The current results are particularly compelling in that fat diet hyperphagia and impaired insulin signaling in DIO can be acutely improved by pharmacological blockade of IKKB activation. Such data are not susceptible to concerns that chronic compensatory responses may mediate the beneficial metabolic effects of constitutive AgRP neuronal knockdown of IKKB (7). Although Zhang et al. (7) also found that hypothalamic lentiviral downregulation of IKKB in AgRP neurons reduced chronic high-fat diet intake and weight gain at 3 wk postinjection, the present data speak to a much more rapid feeding-inhibitory response.
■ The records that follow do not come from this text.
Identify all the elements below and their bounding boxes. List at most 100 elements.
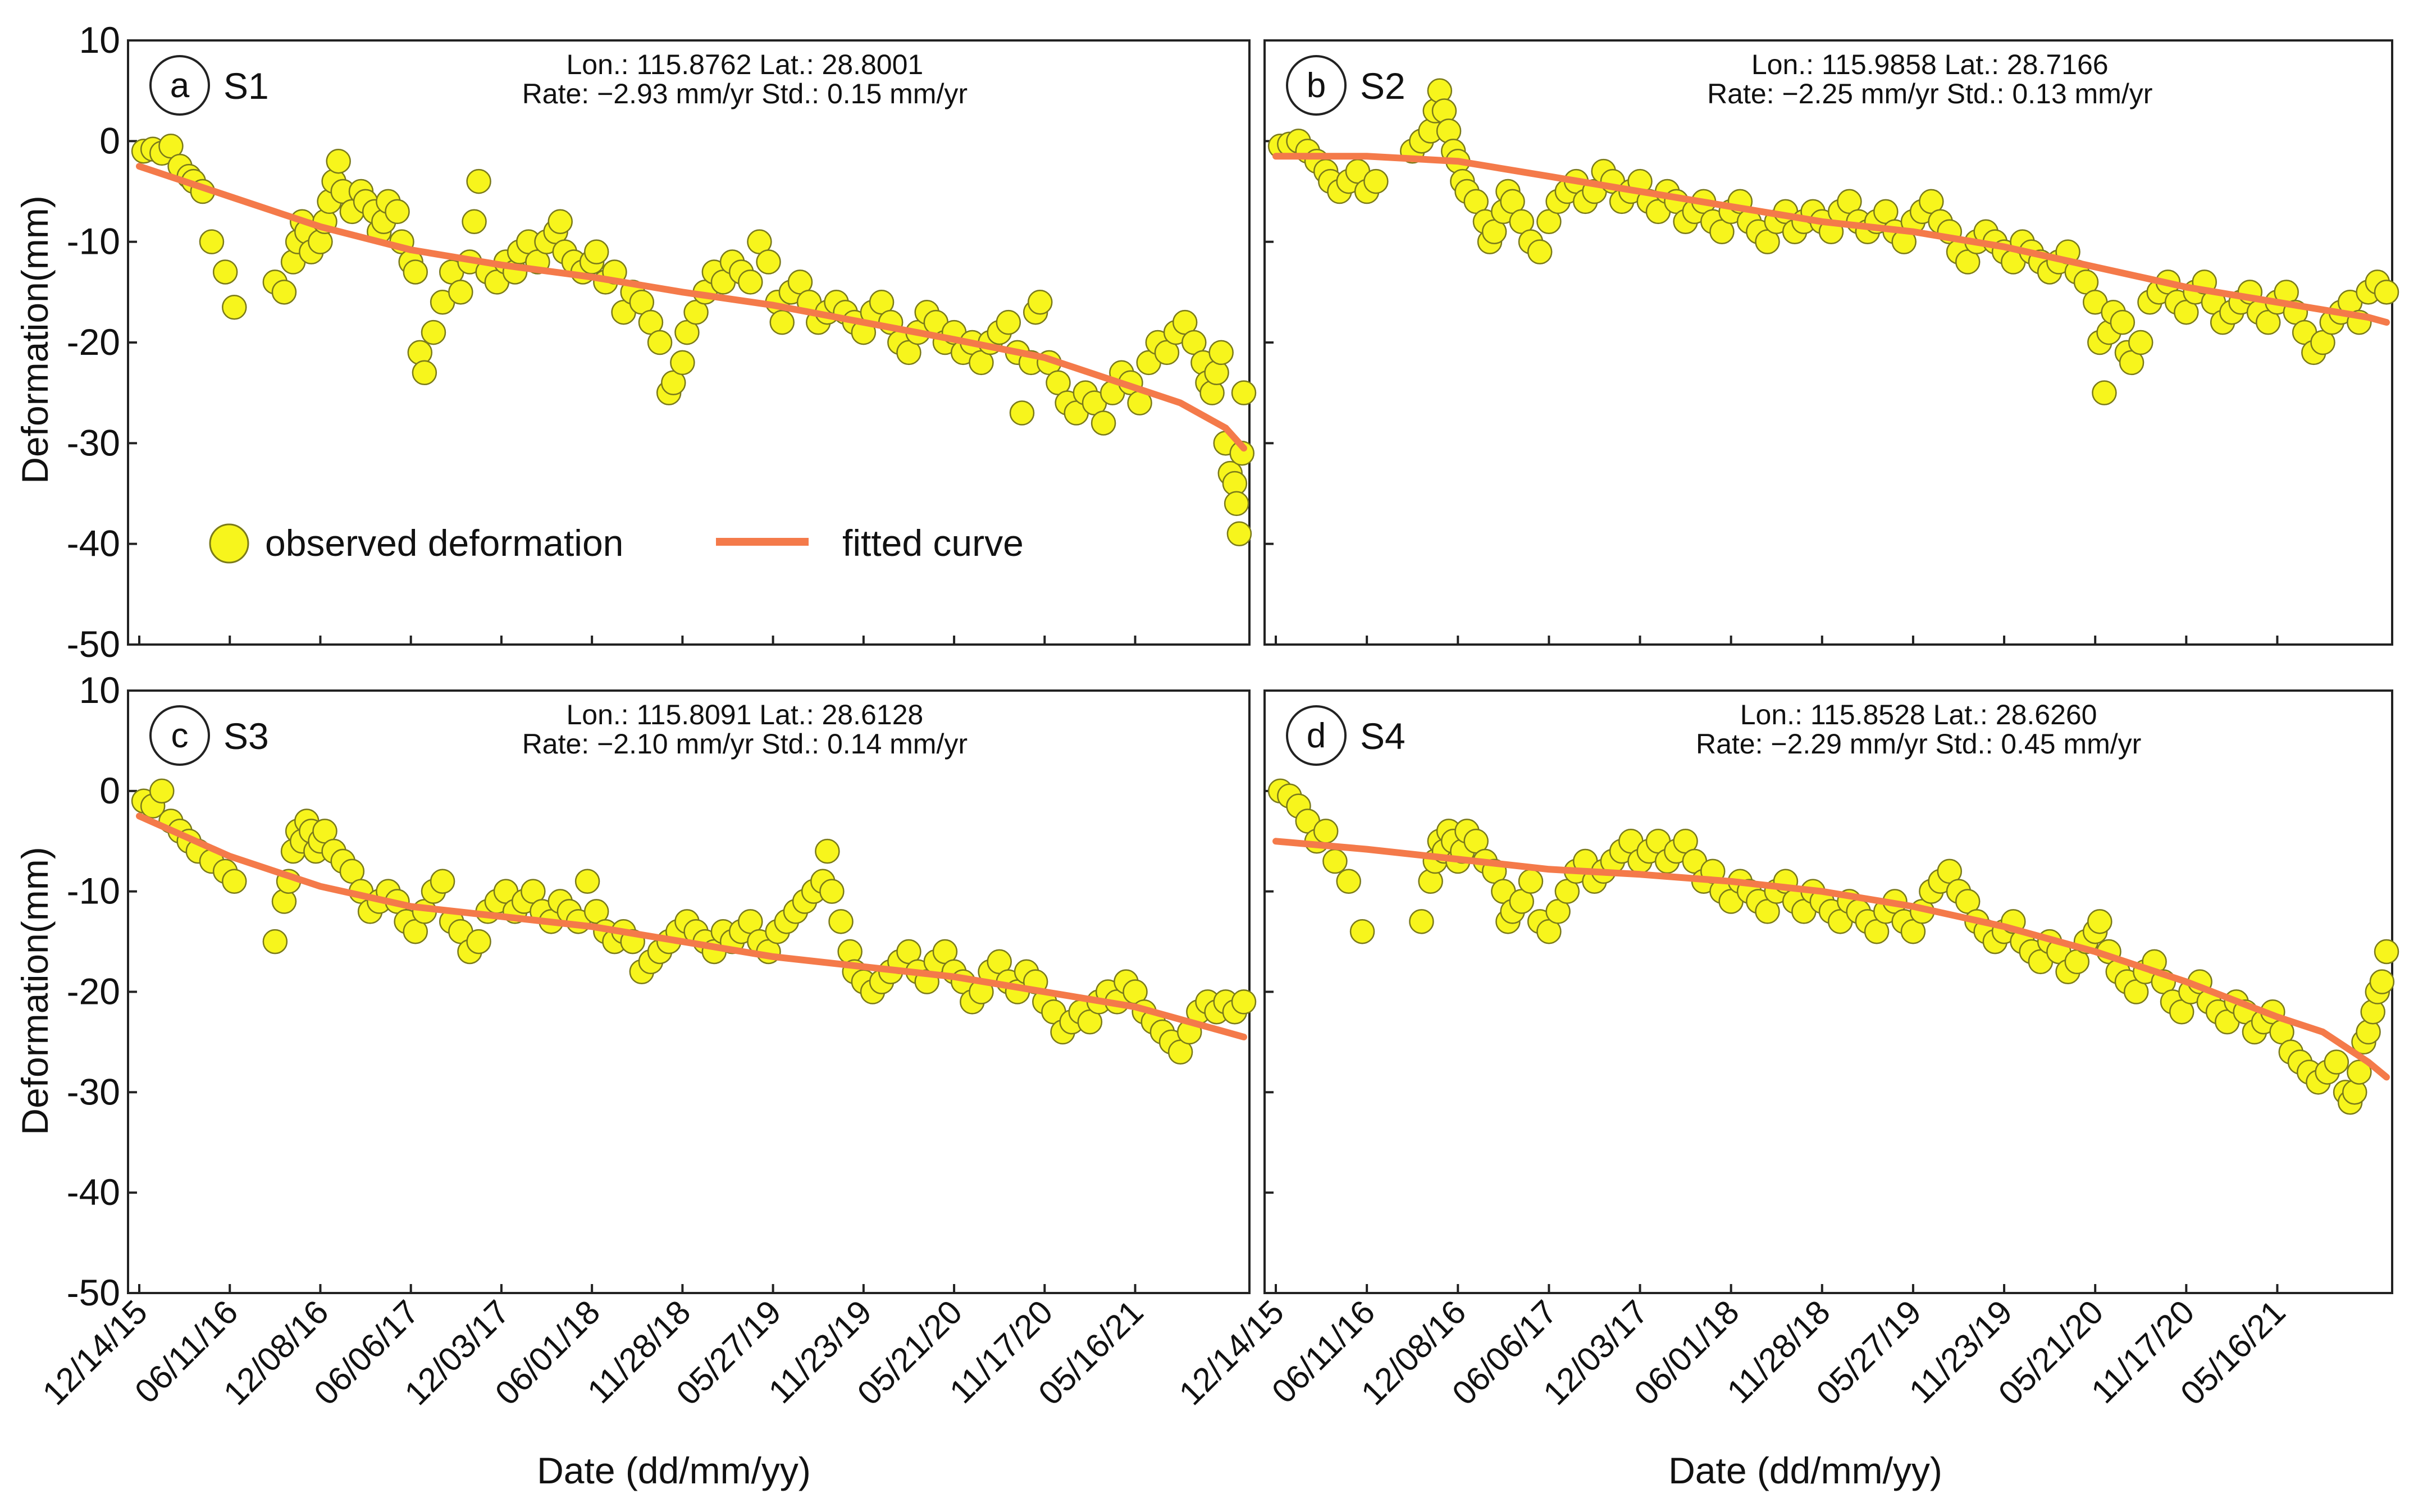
observed-point-b bbox=[2110, 309, 2136, 335]
y-tick-label-c: -30 bbox=[67, 1071, 120, 1112]
observed-point-c bbox=[1231, 989, 1257, 1015]
y-tick-label-c: -40 bbox=[67, 1171, 120, 1213]
observed-point-c bbox=[819, 879, 845, 904]
observed-point-a bbox=[222, 294, 247, 320]
legend: observed deformation fitted curve bbox=[209, 522, 1024, 564]
observed-point-d bbox=[1336, 869, 1361, 894]
y-tick-label-c: -50 bbox=[67, 1272, 120, 1313]
observed-point-a bbox=[271, 280, 297, 305]
observed-point-a bbox=[1231, 380, 1257, 405]
observed-point-c bbox=[262, 929, 288, 954]
station-coords-b: Lon.: 115.9858 Lat.: 28.7166 bbox=[1751, 49, 2109, 80]
legend-label-fitted: fitted curve bbox=[842, 522, 1024, 564]
observed-point-c bbox=[815, 838, 840, 864]
observed-point-a bbox=[996, 309, 1021, 335]
fitted-curve-c bbox=[136, 812, 1247, 1040]
station-coords-c: Lon.: 115.8091 Lat.: 28.6128 bbox=[566, 699, 923, 730]
observed-point-d bbox=[2369, 969, 2395, 994]
panel-letter-a: a bbox=[170, 66, 190, 105]
panel-name-d: S4 bbox=[1360, 715, 1406, 757]
y-tick-label-a: -10 bbox=[67, 221, 120, 262]
legend-label-observed: observed deformation bbox=[265, 522, 623, 564]
panel-label-circle-d bbox=[1286, 705, 1347, 766]
observed-point-a bbox=[1224, 491, 1249, 517]
observed-point-a bbox=[756, 249, 781, 275]
panel-name-c: S3 bbox=[223, 715, 269, 757]
observed-point-d bbox=[1349, 919, 1375, 944]
observed-point-d bbox=[2374, 939, 2399, 965]
panel-c: 10 0 -10 -20 -30 -40 -50 c S3 Lon.: 115.8091 Lat.… bbox=[67, 669, 1257, 1313]
observed-point-d bbox=[1518, 869, 1544, 894]
panel-name-a: S1 bbox=[223, 65, 269, 107]
y-axis-title-top: Deformation(mm) bbox=[14, 195, 56, 483]
observed-point-c bbox=[149, 778, 175, 804]
observed-point-a bbox=[199, 229, 225, 254]
observed-point-a bbox=[385, 199, 410, 225]
observed-point-a bbox=[1208, 340, 1234, 366]
observed-point-d bbox=[2347, 1059, 2372, 1085]
panel-label-circle-b bbox=[1286, 55, 1347, 116]
observed-point-a bbox=[769, 309, 795, 335]
y-tick-label-a: 10 bbox=[79, 19, 120, 61]
panel-a: 10 0 -10 -20 -30 -40 -50 a S1 Lon.: 115.8762 Lat.… bbox=[67, 19, 1257, 665]
observed-point-a bbox=[212, 259, 238, 285]
observed-point-b bbox=[2128, 330, 2154, 355]
y-tick-label-c: 0 bbox=[99, 770, 120, 811]
panel-name-b: S2 bbox=[1360, 65, 1406, 107]
y-tick-label-c: 10 bbox=[79, 669, 120, 711]
observed-point-d bbox=[1322, 848, 1348, 874]
y-axis-title-bottom: Deformation(mm) bbox=[14, 847, 56, 1135]
fitted-curve-d bbox=[1272, 838, 2390, 1081]
observed-point-d bbox=[2324, 1049, 2349, 1075]
station-rate-a: Rate: −2.93 mm/yr Std.: 0.15 mm/yr bbox=[522, 78, 968, 109]
observed-point-a bbox=[466, 168, 491, 194]
y-tick-label-a: -20 bbox=[67, 321, 120, 363]
panel-letter-c: c bbox=[171, 716, 189, 755]
observed-point-a bbox=[326, 148, 351, 174]
station-coords-d: Lon.: 115.8528 Lat.: 28.6260 bbox=[1740, 699, 2097, 730]
observed-point-c bbox=[430, 869, 455, 894]
y-tick-label-c: -20 bbox=[67, 971, 120, 1012]
y-tick-label-a: -50 bbox=[67, 623, 120, 665]
observed-point-d bbox=[2087, 909, 2113, 934]
fitted-curve-a bbox=[136, 163, 1247, 452]
observed-point-a bbox=[421, 319, 446, 345]
x-axis-title-left: Date (dd/mm/yy) bbox=[537, 1450, 811, 1491]
legend-marker-observed bbox=[209, 523, 249, 564]
y-tick-label-a: 0 bbox=[99, 120, 120, 161]
fitted-curve-b bbox=[1272, 153, 2390, 326]
observed-point-a bbox=[412, 360, 437, 386]
observed-point-c bbox=[222, 869, 247, 894]
panel-letter-b: b bbox=[1307, 66, 1326, 105]
observed-point-a bbox=[462, 209, 487, 235]
observed-point-c bbox=[466, 929, 491, 954]
observed-point-a bbox=[670, 350, 695, 376]
station-rate-b: Rate: −2.25 mm/yr Std.: 0.13 mm/yr bbox=[1707, 78, 2152, 109]
observed-point-d bbox=[1313, 819, 1339, 844]
observed-point-a bbox=[738, 269, 763, 295]
x-axis-title-right: Date (dd/mm/yy) bbox=[1668, 1450, 1942, 1491]
station-coords-a: Lon.: 115.8762 Lat.: 28.8001 bbox=[566, 49, 923, 80]
observed-point-b bbox=[1363, 168, 1389, 194]
observed-point-a bbox=[1226, 521, 1252, 546]
y-tick-label-c: -10 bbox=[67, 870, 120, 912]
observed-point-a bbox=[403, 259, 428, 285]
panel-label-circle-a bbox=[149, 55, 210, 116]
observed-point-a bbox=[548, 209, 573, 235]
observed-point-a bbox=[1091, 410, 1116, 436]
observed-point-a bbox=[583, 239, 609, 264]
observed-point-b bbox=[2374, 280, 2399, 305]
observed-point-c bbox=[574, 869, 600, 894]
observed-point-a bbox=[448, 280, 473, 305]
observed-point-d bbox=[1409, 909, 1434, 934]
observed-point-a bbox=[647, 330, 673, 355]
observed-point-b bbox=[1527, 239, 1553, 264]
observed-point-a bbox=[1027, 290, 1053, 315]
station-rate-d: Rate: −2.29 mm/yr Std.: 0.45 mm/yr bbox=[1696, 728, 2141, 760]
observed-point-c bbox=[828, 909, 854, 934]
y-tick-label-a: -40 bbox=[67, 523, 120, 564]
panel-letter-d: d bbox=[1307, 716, 1326, 755]
station-rate-c: Rate: −2.10 mm/yr Std.: 0.14 mm/yr bbox=[522, 728, 968, 760]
Thus, a second front for further exploration is the investigation of intra- and extracellular effectors mediating the present rapid changes. In terms of understanding the downstream neural circuitry underlying the feeding-inhibitory response to pharmacological IKKB blockade, it would be important to know the degree to which meal size and frequency were affected. Acute changes in meal size have been attributed to forebrain influences on caudal brainstem neurons of the nucleus of the solitary tract. These neurons have been shown to integrate descending hypothalamic signals with those arising from gut afferents responsive to postoral meal-related stimuli, such as the present of nutrients in the gut and the gut peptide cholecystokinin (1). Comparisons of meal patterns and patterns of forebrain-hindbrain neuronal activation following acute vs. chronic hypothalamic IKKB inhibition have the potential to reveal distinct nutrient-sensing pathways mediating feeding, energy balance, and glucose homeostasis during DIO.
This work was supported by National Institute of Diabetes and Digestive and Kidney Diseases Grants R01 DK-047208 and DK-020541 and the Skirball Institute for Nutrient Sensing to G. J. Schwartz.